The Chamber Strings strive to make soul with sophistication, pop with intelligence and rock that pays attention to carefully plotted craftsmanship without losing its in-the-moment passion. In their spare time, they plan to cure cancer, ensure world peace and bring a winning baseball team to Wrigley Field.
On the quintet’s second album, “Month of Sundays” (Bobsled), the first part of that ambitious mission statement is almost completely realized (the rest will have to wait — though if the Strings sell as many albums as Britney Spears, who knows?). The exquisitely deployed strings, horns and keyboards evoke a time when Phil Spector ballads and dusky Burt Bacharach orchestrations were the standards against which arrangers were judged. At the same time, there’s a conviction to singer-guitarist Kevin Junior’s bittersweet vocals that suggests he knows he doesn’t have to shout to be heard.
“Month of Sundays” is a lush album but not a grandiose or overblown one. At its core are 11 songs that demand attention from pop connoisseurs whose tastes span from Paul McCartney to Elliott Smith. If the Chamber Strings’ well-received 1999 debut, “Gospel Morning,” was the blueprint, “Month of Sundays” is the finished mansion of sound. It finds Junior and his fellow Strings — guitarist Tim Fowler, drummer Anthony Illarde, multi-instrumentalist Carolyn Englemann, bassist Jason Walker — expanding on the debut’s promise to craft a melancholy song cycle about love, death, lost opportunities and the search “for things I had to find.”
Suffusing the album is the loss of Junior’s close friend, Epic Soundtracks, the drummer for British indie-rockers the Swell Maps whose solo career — devoted to music of a particularly personal and gorgeously fragile vision — is one of the last decade’s most criminally overlooked. His recent passing is undoubtedly an inspiration for the gorgeous elegy “Our Dead Friends.” It was Junior’s collaborations with Soundtracks in England during the late ’90s that began fixing the identity of Chamber Strings, says the singer, who previously had led the glam-rocking Mystery Girls and Rosehips.
The Chamber Strings will headline March 2 at Metro in a performance that will feature a 13-piece lineup, including a string quartet and horns. In between rehearsals, Junior spoke about the self-imposed standards that made “Month of Sundays” what it is.
With all the orchestrations on “Month of Sundays,” was there ever a feeling like it was getting out of hand?
I didn’t want to be big just to be big. I think everything on there is there for a reason: to embellish or complement the songs. If you can’t play the song with just an acoustic guitar, then you’ve got nothing. Otherwise you’re just filling up tracks, you’re fumbling around with sound to make up for the fact that there is no real song there. I notice now that any band that throws in a few harmonies gets compared to [The Beach Boys’] “Pet Sounds.” That’s just jive. “Pet Sounds” is the greatest record ever made, but it’s based on great songwriting. So are Curtis Mayfield and the Impressions albums or the first album by the Pretenders or a lot of Big Star’s music. I don’t see much of a difference in them, because they’re all based on songwriting and soul. It’s not about how nice and polished your harmonies and melodies are. Big Star also was really gritty and had a raw backbone. That’s what I want to accomplish. It’s like putting some flowers in a rusty tin can. I think, “What would it have been like if McCartney sang for the Stones?” To me, that would have been such a beautiful combination.

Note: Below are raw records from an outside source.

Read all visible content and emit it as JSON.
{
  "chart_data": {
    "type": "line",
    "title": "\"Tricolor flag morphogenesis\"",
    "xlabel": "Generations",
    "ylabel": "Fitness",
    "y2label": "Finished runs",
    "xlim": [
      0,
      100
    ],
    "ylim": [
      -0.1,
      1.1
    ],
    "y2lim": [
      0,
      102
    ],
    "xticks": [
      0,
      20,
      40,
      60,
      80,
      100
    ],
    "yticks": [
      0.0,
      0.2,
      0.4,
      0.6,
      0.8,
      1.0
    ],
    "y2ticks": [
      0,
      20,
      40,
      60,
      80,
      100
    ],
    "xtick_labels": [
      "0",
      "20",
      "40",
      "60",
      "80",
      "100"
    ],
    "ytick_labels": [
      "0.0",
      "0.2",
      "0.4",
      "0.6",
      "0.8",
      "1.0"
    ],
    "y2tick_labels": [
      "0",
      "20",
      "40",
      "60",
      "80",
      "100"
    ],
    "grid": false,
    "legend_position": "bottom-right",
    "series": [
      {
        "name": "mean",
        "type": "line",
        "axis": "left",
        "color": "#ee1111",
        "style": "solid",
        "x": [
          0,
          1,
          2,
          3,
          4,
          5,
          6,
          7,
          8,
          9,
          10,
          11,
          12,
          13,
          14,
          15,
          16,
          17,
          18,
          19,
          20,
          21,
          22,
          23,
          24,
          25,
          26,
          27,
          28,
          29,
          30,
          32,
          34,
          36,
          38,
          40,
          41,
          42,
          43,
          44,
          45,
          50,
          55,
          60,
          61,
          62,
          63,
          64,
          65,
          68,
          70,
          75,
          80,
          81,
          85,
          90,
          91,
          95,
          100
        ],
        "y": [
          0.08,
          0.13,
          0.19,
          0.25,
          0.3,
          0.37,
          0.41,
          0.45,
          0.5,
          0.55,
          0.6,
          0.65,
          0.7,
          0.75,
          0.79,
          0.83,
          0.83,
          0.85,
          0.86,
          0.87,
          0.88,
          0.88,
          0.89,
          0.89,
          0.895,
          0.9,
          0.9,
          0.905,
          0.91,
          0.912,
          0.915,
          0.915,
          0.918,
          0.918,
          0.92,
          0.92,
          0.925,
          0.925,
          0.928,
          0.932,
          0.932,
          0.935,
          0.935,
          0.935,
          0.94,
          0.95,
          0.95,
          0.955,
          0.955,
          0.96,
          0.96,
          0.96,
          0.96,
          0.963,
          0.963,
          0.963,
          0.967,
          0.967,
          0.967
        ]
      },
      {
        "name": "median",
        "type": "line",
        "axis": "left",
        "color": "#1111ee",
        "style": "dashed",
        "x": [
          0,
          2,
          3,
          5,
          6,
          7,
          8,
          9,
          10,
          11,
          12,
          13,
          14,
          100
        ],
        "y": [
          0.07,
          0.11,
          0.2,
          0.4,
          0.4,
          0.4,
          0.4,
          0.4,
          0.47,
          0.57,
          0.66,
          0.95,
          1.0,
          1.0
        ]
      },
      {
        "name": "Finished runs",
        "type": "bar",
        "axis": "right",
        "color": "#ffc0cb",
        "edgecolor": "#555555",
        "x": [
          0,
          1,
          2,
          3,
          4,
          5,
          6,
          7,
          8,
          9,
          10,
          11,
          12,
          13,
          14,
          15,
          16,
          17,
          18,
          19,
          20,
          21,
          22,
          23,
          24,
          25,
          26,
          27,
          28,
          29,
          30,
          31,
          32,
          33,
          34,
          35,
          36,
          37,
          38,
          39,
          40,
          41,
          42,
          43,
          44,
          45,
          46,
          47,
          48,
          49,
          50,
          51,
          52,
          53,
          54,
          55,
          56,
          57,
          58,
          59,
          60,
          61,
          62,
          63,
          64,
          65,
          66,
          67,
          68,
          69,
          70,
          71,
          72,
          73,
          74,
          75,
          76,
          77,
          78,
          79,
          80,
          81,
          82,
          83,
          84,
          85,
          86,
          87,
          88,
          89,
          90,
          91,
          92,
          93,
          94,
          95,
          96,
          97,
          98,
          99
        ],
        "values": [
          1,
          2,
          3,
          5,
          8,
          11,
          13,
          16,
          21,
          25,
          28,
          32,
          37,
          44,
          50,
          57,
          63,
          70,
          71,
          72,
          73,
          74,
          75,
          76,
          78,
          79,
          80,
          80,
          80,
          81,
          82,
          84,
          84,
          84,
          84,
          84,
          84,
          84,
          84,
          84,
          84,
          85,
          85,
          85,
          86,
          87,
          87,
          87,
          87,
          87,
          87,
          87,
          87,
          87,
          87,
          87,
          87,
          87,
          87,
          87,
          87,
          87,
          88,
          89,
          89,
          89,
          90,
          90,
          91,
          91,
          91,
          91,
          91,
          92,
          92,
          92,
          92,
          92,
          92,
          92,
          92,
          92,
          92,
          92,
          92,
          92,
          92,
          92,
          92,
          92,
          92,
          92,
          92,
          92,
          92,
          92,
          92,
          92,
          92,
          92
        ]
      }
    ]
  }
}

You’re citing a lot of ’60s and ’70s records as inspiration. Why?
It’s hard to tell if something that has come out in the last five years will hold up, though Beck’s “Mutations” sounds like it’s got staying power. Over the last 10 years, I’m sure I could find 100 really good records. But I bet I could find that many from just 1972.

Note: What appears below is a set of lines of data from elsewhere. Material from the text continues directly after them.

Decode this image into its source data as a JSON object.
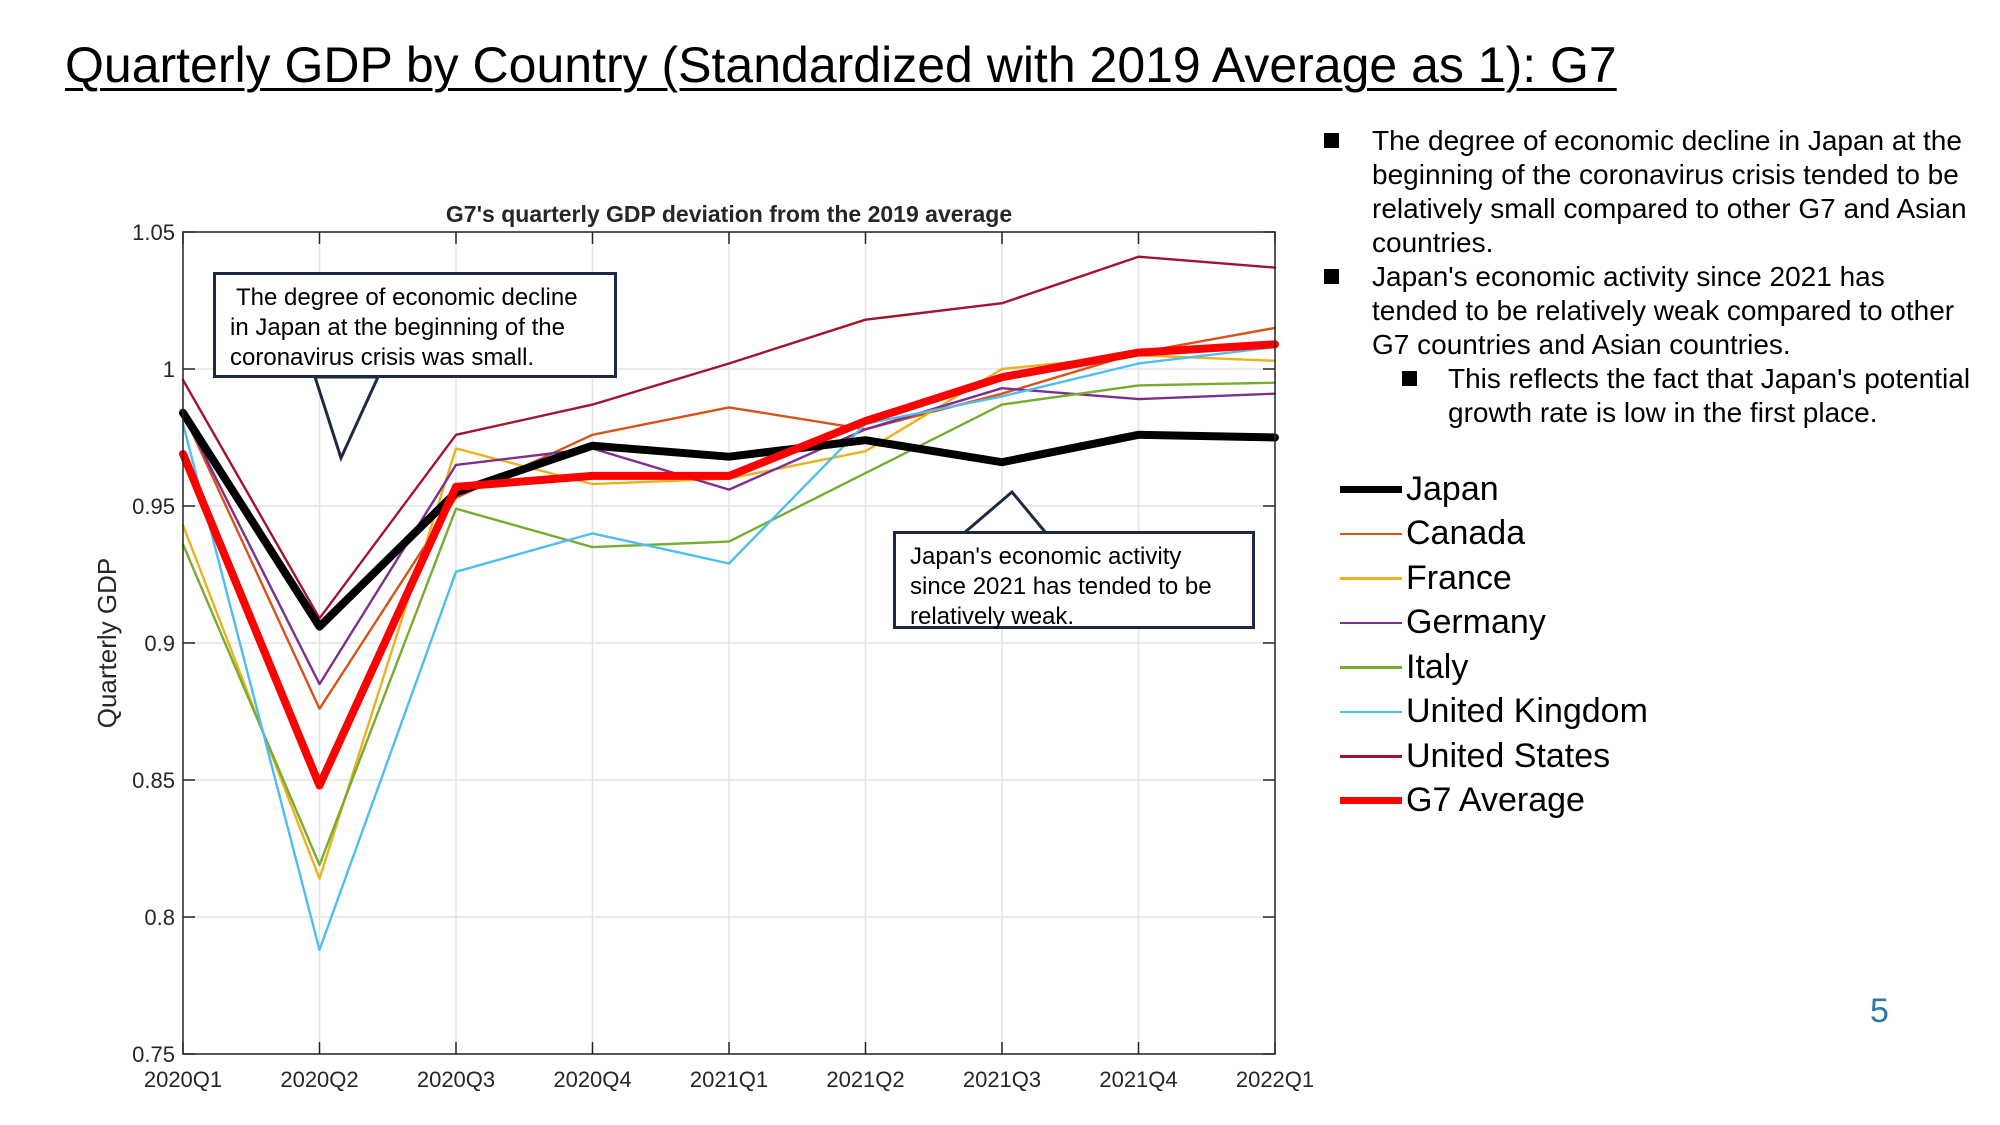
{
  "slide": {
    "title": "Quarterly GDP by Country (Standardized with 2019 Average as 1): G7",
    "page_number": "5"
  },
  "bullets": [
    {
      "level": 1,
      "lines": [
        "The degree of economic decline in Japan at the",
        "beginning of the coronavirus crisis tended to be",
        "relatively small compared to other G7 and Asian",
        "countries."
      ]
    },
    {
      "level": 1,
      "lines": [
        "Japan's economic activity since 2021 has",
        "tended to be relatively weak compared to other",
        "G7 countries and Asian countries."
      ]
    },
    {
      "level": 2,
      "lines": [
        "This reflects the fact that Japan's potential",
        "growth rate is low in the first place."
      ]
    }
  ],
  "callouts": {
    "decline": [
      "The degree of economic decline",
      "in Japan at the beginning of the",
      "coronavirus crisis was small."
    ],
    "weak": [
      "Japan's economic activity",
      "since 2021 has tended to be",
      "relatively weak."
    ]
  },
  "chart_data": {
    "type": "line",
    "title": "G7's quarterly GDP deviation from the 2019 average",
    "xlabel": "",
    "ylabel": "Quarterly GDP",
    "categories": [
      "2020Q1",
      "2020Q2",
      "2020Q3",
      "2020Q4",
      "2021Q1",
      "2021Q2",
      "2021Q3",
      "2021Q4",
      "2022Q1"
    ],
    "ylim": [
      0.75,
      1.05
    ],
    "yticks": [
      0.75,
      0.8,
      0.85,
      0.9,
      0.95,
      1,
      1.05
    ],
    "ytick_labels": [
      "0.75",
      "0.8",
      "0.85",
      "0.9",
      "0.95",
      "1",
      "1.05"
    ],
    "grid": true,
    "legend_position": "right, outside plot",
    "series": [
      {
        "name": "Japan",
        "color": "#000000",
        "emphasis": true,
        "values": [
          0.984,
          0.906,
          0.955,
          0.972,
          0.968,
          0.974,
          0.966,
          0.976,
          0.975
        ]
      },
      {
        "name": "Canada",
        "color": "#d95319",
        "emphasis": false,
        "values": [
          0.984,
          0.876,
          0.953,
          0.976,
          0.986,
          0.978,
          0.991,
          1.006,
          1.015
        ]
      },
      {
        "name": "France",
        "color": "#edb120",
        "emphasis": false,
        "values": [
          0.943,
          0.814,
          0.971,
          0.958,
          0.96,
          0.97,
          1.0,
          1.005,
          1.003
        ]
      },
      {
        "name": "Germany",
        "color": "#7e2f8e",
        "emphasis": false,
        "values": [
          0.984,
          0.885,
          0.965,
          0.971,
          0.956,
          0.978,
          0.993,
          0.989,
          0.991
        ]
      },
      {
        "name": "Italy",
        "color": "#77ac30",
        "emphasis": false,
        "values": [
          0.936,
          0.819,
          0.949,
          0.935,
          0.937,
          0.962,
          0.987,
          0.994,
          0.995
        ]
      },
      {
        "name": "United Kingdom",
        "color": "#4dbeee",
        "emphasis": false,
        "values": [
          0.98,
          0.788,
          0.926,
          0.94,
          0.929,
          0.98,
          0.99,
          1.002,
          1.008
        ]
      },
      {
        "name": "United States",
        "color": "#a2142f",
        "emphasis": false,
        "values": [
          0.996,
          0.909,
          0.976,
          0.987,
          1.002,
          1.018,
          1.024,
          1.041,
          1.037
        ]
      },
      {
        "name": "G7 Average",
        "color": "#ff0000",
        "emphasis": true,
        "values": [
          0.969,
          0.848,
          0.957,
          0.961,
          0.961,
          0.981,
          0.997,
          1.006,
          1.009
        ]
      }
    ]
  }
}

What makes those older songs hold up?
A great song has conviction and truth. It doesn’t rely on some kind of new technology or sound or trend. I want to like things that are new. I certainly don’t want to be called retro. I feel like we’re doing something that’s new, although it’s borrowed from the old. What I can’t see is using technology just to sound “new.” There are so many records now where you hear what could have been a straight song with piano, guitar and drums, but they had to put in some kind of Stereolab bleeps and bloops, or a turntable scratch or someone rapping or a drum loop, and you can tell instantly they wouldn’t have written that before all those things became popular. That’s where they take away from the song itself and end up dating themselves.